That’s right, it’s February the 14th and the last thing on my mind is Valentine’s Day. Why? Because DRAGONE is an independent thinker and feeler. He does not follow the sheep to wherever it is that sheep go. He wouldn’t know where sheep go cuz he’s never been there. There’s a lot of places he’s never been, and that place is one of them.
He does not buy flowers just because the day says he should. He buys flowers whenever he is romantically inspired to buy flowers, and only then. He can’t remember when the last time that was, but it sure as heck wasn’t on Valentine’s Day. It’s not important when the last time that he bought flowers was, if he ever bought flowers at all. It’s the principle that matters. He doesn’t even know where the local flower store is, but he suspects that it’s filled with sheep.
DRAGONE does not buy chocolates just because it’s February 14th and it’s the coldest day of the year. As far as he is concerned chocolate is a daily consumable product, so he does in fact buy chocolate on February 14th. But it is not a special purchase of chocolates as the day dictates that it should be. It is a regular purchase of whichever 2 for 1 special is being promoted by the local convenience store.

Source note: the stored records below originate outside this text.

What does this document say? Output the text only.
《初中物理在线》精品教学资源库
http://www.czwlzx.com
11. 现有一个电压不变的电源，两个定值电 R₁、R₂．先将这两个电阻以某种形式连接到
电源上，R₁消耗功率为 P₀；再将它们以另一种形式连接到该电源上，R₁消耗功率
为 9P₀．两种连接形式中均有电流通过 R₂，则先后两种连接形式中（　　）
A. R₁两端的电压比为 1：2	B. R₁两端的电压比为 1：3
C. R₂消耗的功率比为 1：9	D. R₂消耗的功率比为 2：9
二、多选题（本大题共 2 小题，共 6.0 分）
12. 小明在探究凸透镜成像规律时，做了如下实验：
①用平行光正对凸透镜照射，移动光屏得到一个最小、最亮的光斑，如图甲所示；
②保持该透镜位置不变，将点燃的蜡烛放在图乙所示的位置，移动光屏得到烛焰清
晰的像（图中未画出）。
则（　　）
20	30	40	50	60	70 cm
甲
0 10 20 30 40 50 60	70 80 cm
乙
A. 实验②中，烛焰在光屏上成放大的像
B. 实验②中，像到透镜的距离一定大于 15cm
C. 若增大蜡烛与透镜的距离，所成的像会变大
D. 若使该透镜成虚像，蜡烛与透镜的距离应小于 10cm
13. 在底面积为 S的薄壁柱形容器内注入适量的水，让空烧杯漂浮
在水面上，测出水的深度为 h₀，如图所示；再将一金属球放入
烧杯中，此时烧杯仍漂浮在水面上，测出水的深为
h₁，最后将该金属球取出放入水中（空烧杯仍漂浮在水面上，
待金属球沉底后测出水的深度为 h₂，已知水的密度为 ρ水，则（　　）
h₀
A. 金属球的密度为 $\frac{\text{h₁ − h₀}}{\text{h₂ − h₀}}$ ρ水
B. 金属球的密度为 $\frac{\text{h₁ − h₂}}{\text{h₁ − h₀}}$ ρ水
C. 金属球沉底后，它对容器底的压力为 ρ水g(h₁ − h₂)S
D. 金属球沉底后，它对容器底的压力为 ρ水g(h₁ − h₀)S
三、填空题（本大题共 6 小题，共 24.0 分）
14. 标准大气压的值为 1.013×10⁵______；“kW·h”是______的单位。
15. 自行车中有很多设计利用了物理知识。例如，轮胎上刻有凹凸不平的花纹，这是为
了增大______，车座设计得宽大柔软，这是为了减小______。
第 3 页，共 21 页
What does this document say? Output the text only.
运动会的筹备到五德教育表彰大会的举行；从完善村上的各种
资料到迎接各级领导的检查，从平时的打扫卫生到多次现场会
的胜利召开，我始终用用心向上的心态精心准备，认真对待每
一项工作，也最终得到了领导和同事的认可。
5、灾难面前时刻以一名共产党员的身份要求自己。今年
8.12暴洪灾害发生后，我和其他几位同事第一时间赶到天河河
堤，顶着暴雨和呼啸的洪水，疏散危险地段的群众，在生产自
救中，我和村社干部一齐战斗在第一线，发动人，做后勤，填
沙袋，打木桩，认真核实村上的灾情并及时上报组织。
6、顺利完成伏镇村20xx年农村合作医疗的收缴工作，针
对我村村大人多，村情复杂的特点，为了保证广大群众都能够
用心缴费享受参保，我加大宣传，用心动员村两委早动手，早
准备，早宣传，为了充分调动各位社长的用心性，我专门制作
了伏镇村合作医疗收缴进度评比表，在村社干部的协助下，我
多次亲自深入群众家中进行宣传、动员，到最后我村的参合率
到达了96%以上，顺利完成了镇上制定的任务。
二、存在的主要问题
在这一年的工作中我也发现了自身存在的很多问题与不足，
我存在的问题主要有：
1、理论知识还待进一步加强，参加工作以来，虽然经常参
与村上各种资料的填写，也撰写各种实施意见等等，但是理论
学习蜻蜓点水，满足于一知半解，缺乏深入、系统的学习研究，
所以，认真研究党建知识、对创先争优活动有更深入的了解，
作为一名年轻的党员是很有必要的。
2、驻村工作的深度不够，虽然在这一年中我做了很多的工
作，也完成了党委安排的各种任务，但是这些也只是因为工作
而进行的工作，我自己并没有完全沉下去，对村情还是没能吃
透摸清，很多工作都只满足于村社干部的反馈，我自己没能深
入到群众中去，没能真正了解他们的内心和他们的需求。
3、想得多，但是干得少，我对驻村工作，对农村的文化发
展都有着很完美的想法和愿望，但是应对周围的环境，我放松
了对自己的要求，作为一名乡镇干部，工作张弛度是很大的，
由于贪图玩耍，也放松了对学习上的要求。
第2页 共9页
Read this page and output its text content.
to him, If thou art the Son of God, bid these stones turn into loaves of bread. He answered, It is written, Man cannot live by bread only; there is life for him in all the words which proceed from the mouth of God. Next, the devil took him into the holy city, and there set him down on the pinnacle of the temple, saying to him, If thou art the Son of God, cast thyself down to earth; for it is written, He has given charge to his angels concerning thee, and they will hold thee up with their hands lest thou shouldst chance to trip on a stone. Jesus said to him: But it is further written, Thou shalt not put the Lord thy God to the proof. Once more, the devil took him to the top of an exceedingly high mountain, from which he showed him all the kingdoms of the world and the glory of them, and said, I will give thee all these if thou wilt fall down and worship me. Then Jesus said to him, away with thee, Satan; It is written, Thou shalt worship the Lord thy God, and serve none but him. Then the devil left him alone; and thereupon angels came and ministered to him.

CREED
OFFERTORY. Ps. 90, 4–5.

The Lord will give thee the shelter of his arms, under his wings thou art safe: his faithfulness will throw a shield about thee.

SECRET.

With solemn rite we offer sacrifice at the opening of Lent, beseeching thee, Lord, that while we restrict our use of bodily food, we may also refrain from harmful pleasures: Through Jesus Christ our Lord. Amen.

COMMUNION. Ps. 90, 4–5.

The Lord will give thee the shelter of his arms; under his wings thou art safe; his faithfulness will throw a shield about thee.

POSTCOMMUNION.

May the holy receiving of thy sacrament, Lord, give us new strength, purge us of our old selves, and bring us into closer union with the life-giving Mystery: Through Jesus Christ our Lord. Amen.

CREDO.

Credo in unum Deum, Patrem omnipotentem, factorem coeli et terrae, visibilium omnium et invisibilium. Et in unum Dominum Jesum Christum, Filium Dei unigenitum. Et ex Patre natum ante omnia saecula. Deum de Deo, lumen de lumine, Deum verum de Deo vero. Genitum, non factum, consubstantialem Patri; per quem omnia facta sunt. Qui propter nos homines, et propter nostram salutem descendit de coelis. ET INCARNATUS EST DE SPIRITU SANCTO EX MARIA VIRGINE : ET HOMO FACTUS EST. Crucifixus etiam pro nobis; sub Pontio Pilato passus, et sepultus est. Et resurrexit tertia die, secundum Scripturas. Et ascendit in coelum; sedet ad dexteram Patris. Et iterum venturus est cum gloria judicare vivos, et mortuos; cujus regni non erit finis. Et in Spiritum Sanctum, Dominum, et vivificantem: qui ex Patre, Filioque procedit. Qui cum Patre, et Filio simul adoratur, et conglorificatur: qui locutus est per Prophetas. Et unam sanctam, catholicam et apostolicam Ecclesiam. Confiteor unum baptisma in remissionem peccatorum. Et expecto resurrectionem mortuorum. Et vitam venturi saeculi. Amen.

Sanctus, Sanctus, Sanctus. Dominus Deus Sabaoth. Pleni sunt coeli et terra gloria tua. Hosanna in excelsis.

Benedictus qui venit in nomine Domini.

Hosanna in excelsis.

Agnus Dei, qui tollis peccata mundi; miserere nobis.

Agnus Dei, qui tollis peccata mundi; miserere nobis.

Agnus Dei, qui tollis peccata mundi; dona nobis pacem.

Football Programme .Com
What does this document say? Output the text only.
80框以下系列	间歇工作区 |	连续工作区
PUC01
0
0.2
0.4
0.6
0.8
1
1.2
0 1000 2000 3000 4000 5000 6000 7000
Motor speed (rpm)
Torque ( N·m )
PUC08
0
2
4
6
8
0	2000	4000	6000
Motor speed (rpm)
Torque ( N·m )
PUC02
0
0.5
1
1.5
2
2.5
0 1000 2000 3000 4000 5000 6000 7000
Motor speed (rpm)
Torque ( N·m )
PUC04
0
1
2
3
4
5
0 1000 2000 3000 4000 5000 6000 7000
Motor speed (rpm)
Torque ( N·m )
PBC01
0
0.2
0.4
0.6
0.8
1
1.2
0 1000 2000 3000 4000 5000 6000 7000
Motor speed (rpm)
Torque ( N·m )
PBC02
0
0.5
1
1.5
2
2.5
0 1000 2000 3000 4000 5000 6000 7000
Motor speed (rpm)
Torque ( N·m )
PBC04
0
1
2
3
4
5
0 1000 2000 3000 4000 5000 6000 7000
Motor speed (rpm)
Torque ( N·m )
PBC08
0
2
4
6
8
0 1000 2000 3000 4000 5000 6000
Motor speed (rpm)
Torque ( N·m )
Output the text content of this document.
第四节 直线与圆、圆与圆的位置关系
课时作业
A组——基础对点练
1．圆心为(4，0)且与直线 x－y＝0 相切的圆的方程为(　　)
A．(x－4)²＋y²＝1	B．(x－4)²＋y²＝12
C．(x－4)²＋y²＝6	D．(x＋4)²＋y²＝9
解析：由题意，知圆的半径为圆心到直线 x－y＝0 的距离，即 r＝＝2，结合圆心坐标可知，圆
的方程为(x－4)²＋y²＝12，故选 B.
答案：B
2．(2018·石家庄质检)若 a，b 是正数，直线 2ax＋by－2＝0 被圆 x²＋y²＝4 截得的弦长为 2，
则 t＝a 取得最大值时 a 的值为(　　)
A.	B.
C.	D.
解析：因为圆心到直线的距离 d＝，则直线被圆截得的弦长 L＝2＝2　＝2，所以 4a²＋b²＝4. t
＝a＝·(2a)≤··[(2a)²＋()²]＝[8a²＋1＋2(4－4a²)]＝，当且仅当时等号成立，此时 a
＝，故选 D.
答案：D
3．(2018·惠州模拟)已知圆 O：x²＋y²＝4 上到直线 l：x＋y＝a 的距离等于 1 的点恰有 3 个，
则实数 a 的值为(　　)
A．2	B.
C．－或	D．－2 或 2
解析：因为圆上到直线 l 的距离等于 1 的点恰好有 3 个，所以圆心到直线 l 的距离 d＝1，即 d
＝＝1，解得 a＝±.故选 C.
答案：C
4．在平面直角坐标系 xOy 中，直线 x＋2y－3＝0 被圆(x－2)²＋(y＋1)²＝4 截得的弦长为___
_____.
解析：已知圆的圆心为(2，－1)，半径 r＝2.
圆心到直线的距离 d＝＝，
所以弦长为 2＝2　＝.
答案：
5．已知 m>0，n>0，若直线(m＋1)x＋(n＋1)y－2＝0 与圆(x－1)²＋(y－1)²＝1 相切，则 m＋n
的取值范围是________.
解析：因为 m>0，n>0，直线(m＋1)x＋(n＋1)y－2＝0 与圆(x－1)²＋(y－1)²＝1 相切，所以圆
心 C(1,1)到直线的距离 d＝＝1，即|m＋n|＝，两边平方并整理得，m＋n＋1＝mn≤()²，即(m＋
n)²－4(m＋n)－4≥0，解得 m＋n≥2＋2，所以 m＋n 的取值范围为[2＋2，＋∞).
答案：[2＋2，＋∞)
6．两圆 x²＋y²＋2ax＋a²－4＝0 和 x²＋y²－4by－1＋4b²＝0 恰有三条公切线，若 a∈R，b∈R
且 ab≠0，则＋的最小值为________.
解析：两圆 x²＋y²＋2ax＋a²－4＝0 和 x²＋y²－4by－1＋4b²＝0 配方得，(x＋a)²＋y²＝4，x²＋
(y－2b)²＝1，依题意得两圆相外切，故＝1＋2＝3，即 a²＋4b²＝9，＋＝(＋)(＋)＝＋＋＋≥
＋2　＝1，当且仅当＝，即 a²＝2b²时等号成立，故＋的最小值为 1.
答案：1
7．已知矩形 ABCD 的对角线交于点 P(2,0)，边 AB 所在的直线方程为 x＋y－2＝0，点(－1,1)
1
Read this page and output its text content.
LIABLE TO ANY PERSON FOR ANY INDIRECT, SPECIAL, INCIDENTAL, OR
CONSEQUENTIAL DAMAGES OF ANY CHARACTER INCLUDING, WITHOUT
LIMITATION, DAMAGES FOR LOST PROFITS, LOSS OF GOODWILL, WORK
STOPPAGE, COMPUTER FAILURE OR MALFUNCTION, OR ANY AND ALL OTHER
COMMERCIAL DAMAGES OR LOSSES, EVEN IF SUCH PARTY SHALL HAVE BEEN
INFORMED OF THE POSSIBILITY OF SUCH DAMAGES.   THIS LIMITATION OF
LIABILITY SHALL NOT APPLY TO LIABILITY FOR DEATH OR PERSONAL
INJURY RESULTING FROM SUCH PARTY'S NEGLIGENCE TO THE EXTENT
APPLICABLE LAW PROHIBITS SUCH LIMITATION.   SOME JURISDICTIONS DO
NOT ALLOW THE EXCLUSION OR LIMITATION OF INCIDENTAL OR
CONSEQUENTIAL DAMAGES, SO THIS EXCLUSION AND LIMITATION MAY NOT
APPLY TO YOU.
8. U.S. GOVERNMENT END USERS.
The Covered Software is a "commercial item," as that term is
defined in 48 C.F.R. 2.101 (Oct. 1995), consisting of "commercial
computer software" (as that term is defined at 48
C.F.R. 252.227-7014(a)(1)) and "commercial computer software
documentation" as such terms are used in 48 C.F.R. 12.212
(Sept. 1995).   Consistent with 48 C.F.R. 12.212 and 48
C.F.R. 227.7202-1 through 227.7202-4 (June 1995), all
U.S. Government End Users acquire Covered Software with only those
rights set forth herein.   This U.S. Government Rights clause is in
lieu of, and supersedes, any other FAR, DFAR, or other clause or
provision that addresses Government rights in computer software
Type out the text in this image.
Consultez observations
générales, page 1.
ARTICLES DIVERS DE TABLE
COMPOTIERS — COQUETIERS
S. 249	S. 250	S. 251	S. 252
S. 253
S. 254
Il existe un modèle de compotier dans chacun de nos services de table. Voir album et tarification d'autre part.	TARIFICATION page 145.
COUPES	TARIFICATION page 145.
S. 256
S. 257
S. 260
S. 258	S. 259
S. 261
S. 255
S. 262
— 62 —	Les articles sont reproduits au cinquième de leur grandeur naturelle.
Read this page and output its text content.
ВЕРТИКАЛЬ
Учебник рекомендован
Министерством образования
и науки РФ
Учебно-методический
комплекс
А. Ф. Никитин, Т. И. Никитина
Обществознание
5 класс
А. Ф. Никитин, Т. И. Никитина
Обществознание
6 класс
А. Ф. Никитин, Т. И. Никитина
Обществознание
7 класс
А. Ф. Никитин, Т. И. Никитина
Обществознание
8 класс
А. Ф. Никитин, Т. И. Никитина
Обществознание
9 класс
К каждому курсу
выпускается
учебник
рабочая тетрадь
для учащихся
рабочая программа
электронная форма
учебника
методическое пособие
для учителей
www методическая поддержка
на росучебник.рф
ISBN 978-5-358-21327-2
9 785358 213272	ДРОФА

Chocolate is good. Milk chocolate is the best. Milk chocolate is smooth, creamy, and depending on your preference may contain nuts. Chocolate is better than sex. “Say what?” you say. “Is DRAGONE actually a woman?” you ask.
Let me be clear ladies: No. DRAGONE is a man. A man who’s in tune with the longings and desires of the women of this world. DRAGONE is a romantic man. A romantic man who’s romance is not programmed into his iPhone calendar. A romantic man who really is from Romania. A sexy man. A sexy man with a thick, sexy, Transylvanian accent. A sexy man with a long, protruding widows peak. A sexy man with a refined taste for blood.
This is NOT A Valentine’s Day post. This is a post on Valentine’s Day.